Thursday, December 18, 2014

Digitally Illiterate But Able to Learn

The digital age has been around long enough for most of us to be at least minimally acquainted with the lingo, but apparently that isn't so. I had a telling illustration of this today via a chance interaction in a store. Allow me to expound on this.

While waiting for my package to be prepared, I overheard a conversation between an elderly man and the man behind the counter. The store is one of those that provide not only shipping services, but fax preparation, computers for preparing short documents and assorted tools to prepare small booklets. It's a great all-in-one spot for some people, but for others it is a place of confusion no matter the efforts to help.

I heard the discussion as the man was first directed to the correct paper weight for his intended use (he had selected a too-heavy stock for a laser printer), then a blank look came over his face and that of the guy behind the counter. What caused this absolute lack of connection?

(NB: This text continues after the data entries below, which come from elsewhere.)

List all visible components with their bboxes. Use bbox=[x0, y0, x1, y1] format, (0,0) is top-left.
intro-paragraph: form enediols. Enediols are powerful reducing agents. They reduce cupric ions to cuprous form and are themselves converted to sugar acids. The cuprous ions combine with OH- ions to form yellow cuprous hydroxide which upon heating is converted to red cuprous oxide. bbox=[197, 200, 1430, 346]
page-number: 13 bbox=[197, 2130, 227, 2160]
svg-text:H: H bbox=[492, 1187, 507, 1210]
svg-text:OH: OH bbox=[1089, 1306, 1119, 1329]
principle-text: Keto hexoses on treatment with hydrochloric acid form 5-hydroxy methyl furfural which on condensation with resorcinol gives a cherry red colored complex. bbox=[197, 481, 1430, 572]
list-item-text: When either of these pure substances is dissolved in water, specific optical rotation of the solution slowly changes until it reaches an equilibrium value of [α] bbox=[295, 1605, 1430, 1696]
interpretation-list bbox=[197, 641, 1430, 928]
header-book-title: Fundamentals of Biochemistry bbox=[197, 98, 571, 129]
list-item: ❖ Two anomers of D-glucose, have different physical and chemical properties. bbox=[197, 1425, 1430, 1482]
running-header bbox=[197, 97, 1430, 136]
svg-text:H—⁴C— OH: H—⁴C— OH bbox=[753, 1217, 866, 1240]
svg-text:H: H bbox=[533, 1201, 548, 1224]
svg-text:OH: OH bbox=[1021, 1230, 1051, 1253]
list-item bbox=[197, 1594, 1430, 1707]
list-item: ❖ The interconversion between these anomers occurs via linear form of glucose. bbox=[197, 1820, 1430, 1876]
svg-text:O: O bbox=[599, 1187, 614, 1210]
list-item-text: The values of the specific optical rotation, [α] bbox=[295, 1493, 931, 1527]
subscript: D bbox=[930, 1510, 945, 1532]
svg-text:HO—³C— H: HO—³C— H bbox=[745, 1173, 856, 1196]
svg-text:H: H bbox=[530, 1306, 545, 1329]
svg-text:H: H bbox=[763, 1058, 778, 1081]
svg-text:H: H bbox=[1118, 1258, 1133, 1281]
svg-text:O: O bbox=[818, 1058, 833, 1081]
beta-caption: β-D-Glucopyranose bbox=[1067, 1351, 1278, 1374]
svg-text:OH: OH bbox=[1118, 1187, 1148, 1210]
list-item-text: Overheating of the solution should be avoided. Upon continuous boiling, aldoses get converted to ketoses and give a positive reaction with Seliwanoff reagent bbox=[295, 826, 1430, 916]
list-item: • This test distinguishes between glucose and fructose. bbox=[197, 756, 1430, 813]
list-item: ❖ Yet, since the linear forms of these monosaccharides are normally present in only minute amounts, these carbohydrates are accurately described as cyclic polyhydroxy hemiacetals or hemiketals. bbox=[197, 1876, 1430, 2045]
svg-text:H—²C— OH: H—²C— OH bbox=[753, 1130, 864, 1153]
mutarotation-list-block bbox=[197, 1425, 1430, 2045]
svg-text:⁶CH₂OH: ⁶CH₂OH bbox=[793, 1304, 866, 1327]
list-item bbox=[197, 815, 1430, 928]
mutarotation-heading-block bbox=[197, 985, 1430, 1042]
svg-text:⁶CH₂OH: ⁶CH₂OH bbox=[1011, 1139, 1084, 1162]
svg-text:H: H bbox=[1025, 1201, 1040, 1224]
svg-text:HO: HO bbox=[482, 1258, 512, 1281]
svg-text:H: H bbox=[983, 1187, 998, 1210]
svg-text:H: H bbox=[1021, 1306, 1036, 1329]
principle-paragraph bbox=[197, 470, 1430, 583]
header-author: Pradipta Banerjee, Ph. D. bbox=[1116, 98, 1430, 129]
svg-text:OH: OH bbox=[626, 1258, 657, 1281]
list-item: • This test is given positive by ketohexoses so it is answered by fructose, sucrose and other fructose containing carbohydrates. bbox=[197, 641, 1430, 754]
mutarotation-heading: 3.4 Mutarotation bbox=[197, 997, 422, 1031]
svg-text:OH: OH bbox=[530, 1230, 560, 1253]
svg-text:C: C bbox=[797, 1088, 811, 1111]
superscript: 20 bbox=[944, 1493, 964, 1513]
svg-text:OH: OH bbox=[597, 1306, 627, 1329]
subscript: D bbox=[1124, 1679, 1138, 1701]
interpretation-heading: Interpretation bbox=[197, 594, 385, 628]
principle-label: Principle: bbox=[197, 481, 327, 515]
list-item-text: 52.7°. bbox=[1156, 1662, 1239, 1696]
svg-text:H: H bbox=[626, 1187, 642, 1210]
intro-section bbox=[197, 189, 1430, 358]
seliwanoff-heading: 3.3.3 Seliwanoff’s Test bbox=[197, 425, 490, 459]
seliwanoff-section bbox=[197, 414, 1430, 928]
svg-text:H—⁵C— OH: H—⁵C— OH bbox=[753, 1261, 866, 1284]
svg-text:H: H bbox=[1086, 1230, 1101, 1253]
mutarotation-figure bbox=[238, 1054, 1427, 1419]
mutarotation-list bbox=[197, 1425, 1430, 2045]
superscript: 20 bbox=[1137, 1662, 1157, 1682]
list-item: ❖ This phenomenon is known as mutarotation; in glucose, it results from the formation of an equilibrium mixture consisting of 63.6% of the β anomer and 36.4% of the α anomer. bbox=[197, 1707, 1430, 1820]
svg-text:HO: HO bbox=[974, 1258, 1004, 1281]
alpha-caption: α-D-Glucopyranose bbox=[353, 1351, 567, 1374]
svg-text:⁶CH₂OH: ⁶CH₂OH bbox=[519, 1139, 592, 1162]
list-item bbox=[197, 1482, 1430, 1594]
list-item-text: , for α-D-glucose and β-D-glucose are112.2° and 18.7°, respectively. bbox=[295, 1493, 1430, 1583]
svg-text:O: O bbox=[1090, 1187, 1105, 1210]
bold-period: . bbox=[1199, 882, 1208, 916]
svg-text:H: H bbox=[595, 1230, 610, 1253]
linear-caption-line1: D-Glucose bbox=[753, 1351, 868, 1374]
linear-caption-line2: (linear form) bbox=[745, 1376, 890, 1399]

The man had written a book some years ago, had it printed at this shop and now wanted to revise it. Simple, right? No, not simple at all.  Receiving no solution for his quandary, he wheeled on his heel and began to head for the door as I stepped forward. Never having been a Girl Scout I am, nevertheless, willing to offer help when I can. I thought I might be able to help him.

I began with a simple question. "What is it that you want to do with your book?" He looked at me as thought I had just broken into his home, but stopped and briefly explained he wanted to revise his book. "They're telling me that I have to scan all the pages and then revise it, but I can't do that." My next question was pretty elementary. "What type of software are you using?"

"Software? I don't know anything about that." I explored a bit more. "What digital format is your book in and what do you want to do with it? Perhaps make it into an ebook?"

"Now you're way over my head," he explained with no hint of a smile on his face. "I don't know what scanning it is or how to scan it.  I don't know what to do." I tried to offer some suggestions about how his dilemma might be resolved but he wouldn't hear any of it. His mind was made up. He lived in this world of computerized activity and he didn't even know what "digital" meant.

"I guess I'll just have to go back and retype the entire thing," he sighed. Well, yeah, I guess that's what he'll have to do and he probably won't do it with word processing software and there will be no digital footprint for his next go-round.  His work will be an exercise in frustration (constantly revising entire pages on a typewriter) with a hefty dose of anger thrown in for this infernal thing called "documents" and the Internet and things digital.

I can understand how he must have felt. My suggestions were of no use to him and he left with his ream of 20 pound white paper under his arm with a bit of an angry scowl on his face. He had been undone in his literary efforts by those in charge of the world; the coders, the digital literati and a bunch of kids. It was an impossible situation for him and I can imagine the beating that typewriter was going to receive once he got back to it.

I'd been naive enough to think that everyone knew how to use a computer and was at least minimally conversant with word processing software. I didn't expect expertise in Excel, PowerPoint, Twitter, YouTube or, heaven forbid, computer coding. The light bulb went off in my head and now I understand why the local senior centers are presenting basic courses in computer use and these courses are so painfully simplistic. It was simple because they didn't know anything about computers. Digital was entirely new and unknown to them.

Some were even afraid to turn a computer on because they thought they'd break it or it would jump forward and expect them to give all sorts of elaborate commands and they were afraid of computers. Yes, afraid. They also felt inadequate and unable to learn this "stuff my gran kids know all about."

My website does have a page on Computers where I point people to some simple programs that can be helpful. One of the best places, in my estimation, is YouTube where you can learn just about anything you need to know. The problem is breaking through that fear connection.

OK, seniors, you conquered cars without heaters or oil filters, you clipped coupons to get meat during WWII, you converted from gas lights to electricity and you got a checking account. You CAN learn some basic computer operations. Sure, it's effortful and maybe it's even a bit like learning a foreign language, but just because you're over 70 or so doesn't mean your brain has been put into cold storage. You can learn and learning will really increase your sense of mastery and even self-esteem.

I guess you could say I'm asking that you show a bit of bravery in this battle of the brains, but you will be rewarded. Learning to read opened worlds of wonder for you when you first went to elementary school and the computer will do that and more. It isn't a tool for storing recipes. I remember when that was how they pitched computers to women. Recipes? The computer is a time machine with more promise and wonder than I could ever explain to anyone.

Need a GED because you never finished high school because you had to go to work to help support your family? You can do it on the Internet. Thinking of taking a vacation, but you need some ideas about where you might go, what it would cost and whether or not you'd like it? Yes, again, the Internet is there waiting like some genie in a box for your commands. And the commands are real simple, mostly "Enter" and "Copy and paste." Go for it and be amazed.

Senior citizen doesn't mean it's all over and behind you. The wonder is waiting. Take the first step.